Car on ne peut faire de La Jalousie qu’une lecture
savante ou ne pas la faire. Le roman, nouveau et contraignant dans son
écriture, exige également un comportement d’excellence de la part du
lecteur, une vigilance extraordinaire qui, selon nous, remet en cause
son statut (ce qui est un tout autre problème). Or, sans avoir besoin
de se référer au schéma quinaire ni aux pratiques théâtrales en
matière de scène d’exposition, il nous paraîtra évident que les
premières pages du roman, en tant que seuil, circonscrivent
durablement les attentes du lecteur en même temps qu’elles mettent en
branle son questionnement et son intérêt : dans quel état était
l’espace avant mon entrée qui fait exister le texte ? et de quoi ma
visite va-t-elle être concomitante ? quelle tranche de vie me promet
l’auteur ? quel est le programme des réjouissances ?
Il s’agirait donc
d’observer la manière dont La Jalousie déjoue ou plutôt
dérègle les attentes et notamment cette attente de l’événement
perturbateur, en confrontant sa pratique avec celle d’un autre roman
des années cinquante qui pourrait a priori en sembler
proche, Un barrage contre le Pacifique de Marguerite
Duras. D’ailleurs, l’envie et la jalousie sont aussi des moteurs
psychologiques des plus incisifs dans l’univers durassien et ces deux
romans choisissent un cadre colonial ; ce qui nous permettra, dans un
deuxième temps, d’envisager le traitement exotique et social de ce
choix.
Le roman de
Marguerite Duras est de 1950, le troisième de sa carrière, à une
époque où sa manière est encore relativement classique ou du moins
traditionnelle [1]. Mais Duras est
certainement l’écrivain le moins soupçonnable de complaisance à
l’égard de son lecteur et c’est pourquoi aussi le choix de son roman
en confrontation avec La Jalousie de Robbe‑Grillet nous a
paru judicieux. On se souvient que, plus tard, au moment de
Moderato Cantabile et du passage provisoire chez Jérôme
Lindon aux Éditions de Minuit, Duras sera, à son corps défendant,
happée par le label « Nouveau Roman » et que seule son absence à
Cerisy en 1971 mettra un terme définitif à la confusion [2]. On se souvient encore que les suites romanesques et
théâtrales d’Un barrage… éclaireront sa dimension
autobiographique. Pour l’heure, nous ne chercherons dans ce roman que
les procédés caractéristiques par lesquels Duras creuse pour le
lecteur un lit confortable dans la détermination de l’événement
transformateur.
Il leur avait
semblé à tous les trois que c’était une bonne idée d’acheter ce
cheval. Même si ça ne devait servir qu’à payer les cigarettes de
Joseph. D’abord, c’était une idée, ça prouvait qu’ils pouvaient encore
avoir des idées. Puis ils se sentaient moins seuls, reliés par ce
cheval au monde extérieur, tout de même capables d’en extraire quelque
chose, de ce monde, même si c’était misérable, d’en extraire quelque
chose qui n’avait pas été à eux jusque-là, et de l’amener jusqu’à leur
coin de plaine saturée de sel, jusqu’à eux trois saturés d’ennui et
d’amertume. C’était ça les transports : même d’un désert, où rien ne
pousse, on pouvait encore faire sortir quelque chose, en le faisant
traverser à ceux qui vivent ailleurs, à ceux qui sont du monde.

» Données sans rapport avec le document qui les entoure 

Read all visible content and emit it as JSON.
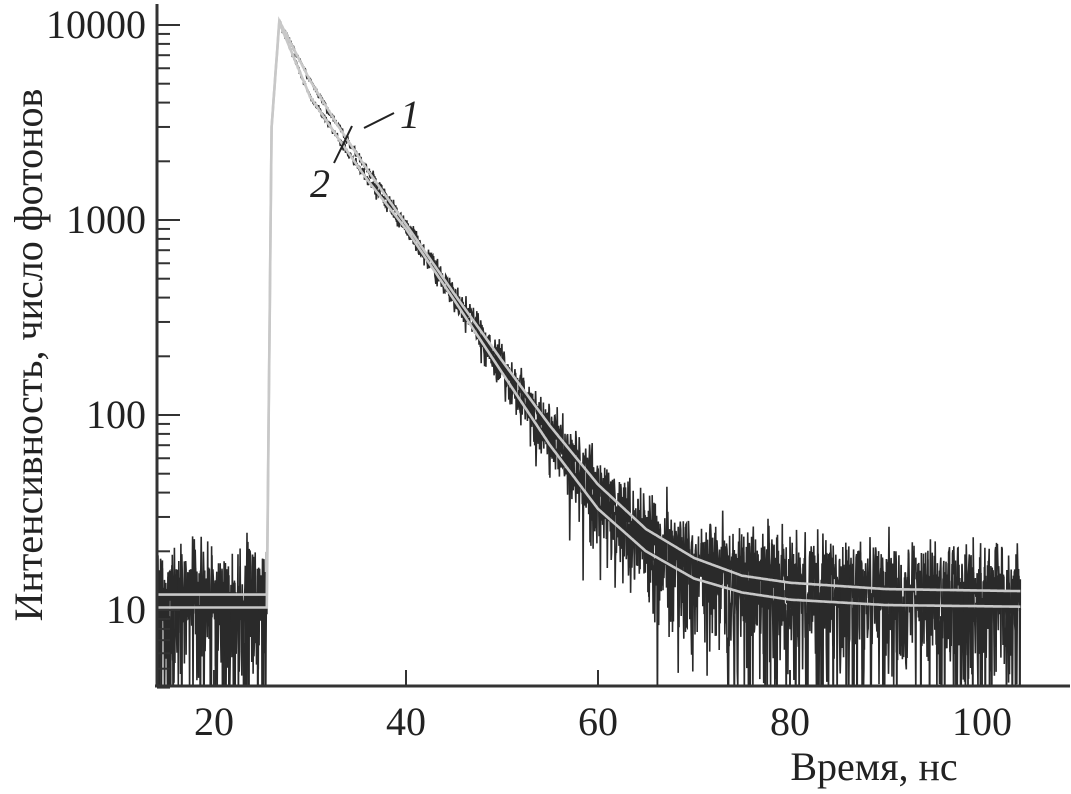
{
  "chart_data": {
    "type": "line",
    "title": "",
    "xlabel": "Время, нс",
    "ylabel": "Интенсивность, число фотонов",
    "xlim": [
      14,
      110
    ],
    "ylim": [
      4,
      11000
    ],
    "yscale": "log",
    "grid": false,
    "x_ticks": [
      20,
      40,
      60,
      80,
      100
    ],
    "x_tick_labels": [
      "20",
      "40",
      "60",
      "80",
      "100"
    ],
    "y_ticks": [
      10,
      100,
      1000,
      10000
    ],
    "y_tick_labels": [
      "10",
      "100",
      "1000",
      "10000"
    ],
    "colors": {
      "data": "#2a2a2a",
      "fit": "#c8c8c8",
      "axis": "#333333"
    },
    "series": [
      {
        "name": "1",
        "label": "1",
        "kind": "measured decay with fit",
        "t_range": [
          13,
          104
        ],
        "fit": {
          "x": [
            13,
            25.5,
            26,
            26.8,
            30,
            33,
            36,
            40,
            45,
            50,
            55,
            60,
            65,
            70,
            75,
            80,
            90,
            104
          ],
          "y": [
            12,
            12,
            3000,
            10500,
            5200,
            3000,
            1800,
            950,
            420,
            190,
            88,
            44,
            26,
            18.5,
            15,
            13.8,
            12.8,
            12.5
          ]
        }
      },
      {
        "name": "2",
        "label": "2",
        "kind": "measured decay with fit",
        "t_range": [
          13,
          104
        ],
        "fit": {
          "x": [
            13,
            25.5,
            26,
            26.8,
            30,
            33,
            36,
            40,
            45,
            50,
            55,
            60,
            65,
            70,
            75,
            80,
            90,
            104
          ],
          "y": [
            10.3,
            10.3,
            3000,
            10300,
            4300,
            2600,
            1600,
            900,
            390,
            165,
            70,
            33,
            20,
            14.5,
            12.3,
            11.3,
            10.6,
            10.4
          ]
        }
      }
    ],
    "annotations": [
      {
        "text": "1",
        "points_to_series": "1"
      },
      {
        "text": "2",
        "points_to_series": "2"
      }
    ]
  }
}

Cela dura huit jours. Le cheval était trop vieux, bien plus
vieux que la mère pour un cheval, un vieillard centenaire. Il essaya
honnêtement de faire le travail qu’on lui demandait et qui était bien
au-dessus de ses forces depuis longtemps, puis il creva.
Ils en
furent dégoûtés, si dégoûtés, en se retrouvant sans cheval sur leur
coin de plaine, dans la solitude et la stérilité de toujours, qu’ils
décidèrent le soir même qu’ils iraient tous les trois le lendemain à
Ram, pour essayer de se consoler en voyant du monde.
Et c’est le
lendemain à Ram qu’ils devaient faire la rencontre qui allait changer
leur vie à tous.
Comme quoi une idée est toujours une bonne
idée, du moment qu’elle fait faire quelque chose, même si tout est
entrepris de travers, par exemple avec des chevaux moribonds. Comme
quoi une idée de ce genre est toujours une bonne idée, même si tout
échoue lamentablement, parce qu’alors il arrive au moins qu’on finisse
par devenir impatient, comme on ne le serait jamais devenu si on avait
commencé par penser que les idées qu’on avait étaient de mauvaises
idées.
Des indices
puissants comme l’espacement typographique après la dernière ligne
prouveraient d’abord le traitement marginal de ce qui le précède par
rapport au corps du texte. Duras ne pratique cet alinéa appuyé à
l’intérieur des chapitres que treize fois dans tout le roman. En
outre, rien dans les brouillons préparatoires ne laisse prévoir ces
cinq paragraphes : plusieurs épisodes narratifs des chapitres 1 et 2
du roman ont été ébauchés par Duras plus ou moins sous la forme de
bribes de journal intime entre 1944 et 1949, comme le prouvent les
Cahiers de la guerre, publiés en 2006 par les
archives de l’IMEC [3], mais ces cinq paragraphes de synthèse qui expliquent
la situation de la triade familiale (la mère, Joseph, Suzanne) et
mettent en perspective une forme de changement dans leur état
psychologique ont été apparemment ajoutés tardivement par l’auteur
comme une aide à la lecture, une stratégie pour mettre en suspense le
contenu de l’œuvre. Pourtant, paradoxalement, cet incipit explicatif
ne remplit que partiellement ses missions. Ainsi, s’il fait sonner par
anticipation le glas pour le cheval, il pourrait à tout le moins
modestement aussi nous présenter les protagonistes, le lieu, l’époque.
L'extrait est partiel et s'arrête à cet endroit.